I want to write a small compiler for a simple bytecode language. This byte code operates on a machine with some static amount of memory, and can read and write to constant offsets, see a small snippet of the approximate instruction set below. I want to execute this instruction set. For that purpose, I allocate the memory, my previous thought was for simplicity a Vec<u8>
. Now, the optimization I want to perform; Since for the duration of execution, this memory buffer won't move and all offsets are known ahead of time, I could calculate the address on which each opcode operates ahead of time and "just perform its effect". But, alas, I believe that pointer provenance will actually make this UB.

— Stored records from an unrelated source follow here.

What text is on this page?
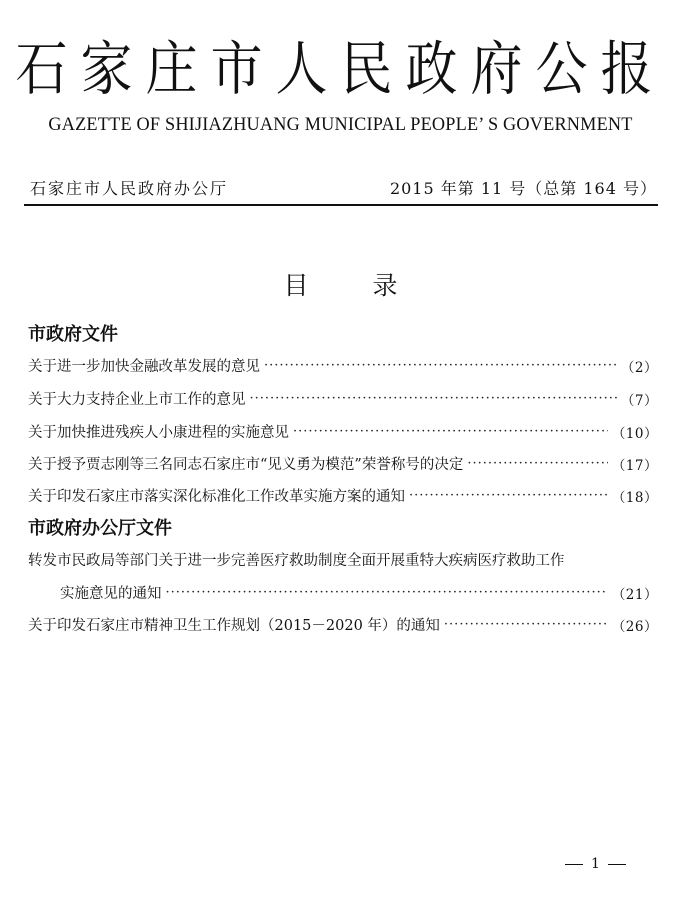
石家庄市人民政府公报
GAZETTE OF SHIJIAZHUANG MUNICIPAL PEOPLE’ S GOVERNMENT
石家庄市人民政府办公厅	2015 年第 11 号（总第 164 号）
目	录
市政府文件
关于进一步加快金融改革发展的意见 ·····	（2）
关于大力支持企业上市工作的意见 ·····	（7）
关于加快推进残疾人小康进程的实施意见 ·····	（10）
关于授予贾志刚等三名同志石家庄市“见义勇为模范”荣誉称号的决定 ·····	（17）
关于印发石家庄市落实深化标准化工作改革实施方案的通知 ·····	（18）
市政府办公厅文件
转发市民政局等部门关于进一步完善医疗救助制度全面开展重特大疾病医疗救助工作
实施意见的通知 ·····	（21）
关于印发石家庄市精神卫生工作规划（2015－2020 年）的通知 ·····	（26）
1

Hence the question: how would I correctly calculate the address ahead of time, but satisfy any supposed pointer provenance rules?
enum OpCode {
WriteConstU8 { addr: usize, value: u8 },
WriteConstU16 { addr: usize, value: u16 },
// ... more consts
AddU8 { addr_op1: usize, addr_op2: usize, addr_res: usize },
AddU16 { addr_op1: usize, addr_op2: usize, addr_res: usize },
// ... other opcodes
}
type MemoryU8 = *mut u8;
type MemoryU16 = *mut u16;
enum CompiledOp {
WriteConstU8 { addr: MemoryU8, value: u8 },
WriteConstU16 { addr: MemoryU16, value: u16 },
// ... more consts
AddU8 { addr_op1: MemoryU16, addr_op2: MemoryU16, addr_res: MemoryU16 },
AddU16 { addr_op1: MemoryU16, addr_op2: MemoryU16, addr_res: MemoryU16 },
// ... other opcodes
}
fn execute_compiled_op(op: &CompiledOp) {
// SAFETY: we checked the alignment and OOB conditions when we passed from OpCode to CompiledOp
match op {
CompiledOp::WriteConstU8 { addr, value } => unsafe { addr.write(*value) },
CompiledOp::WriteConstU16 { addr, value } => unsafe { addr.write(*value) },
CompiledOp::AddU8 { addr_op1, addr_op2, addr_res } => {
unsafe { addr_res.write(addr_op1.read() + addr_op2.read()) }
}
CompiledOp::AddU16 { addr_op1, addr_op2, addr_res } => {
unsafe { addr_res.write(addr_op1.read() + addr_op2.read()) }
}
}
}
Full example in this playground. I know the current implementation errors under MIRI with strict prov. The question is how to fix it.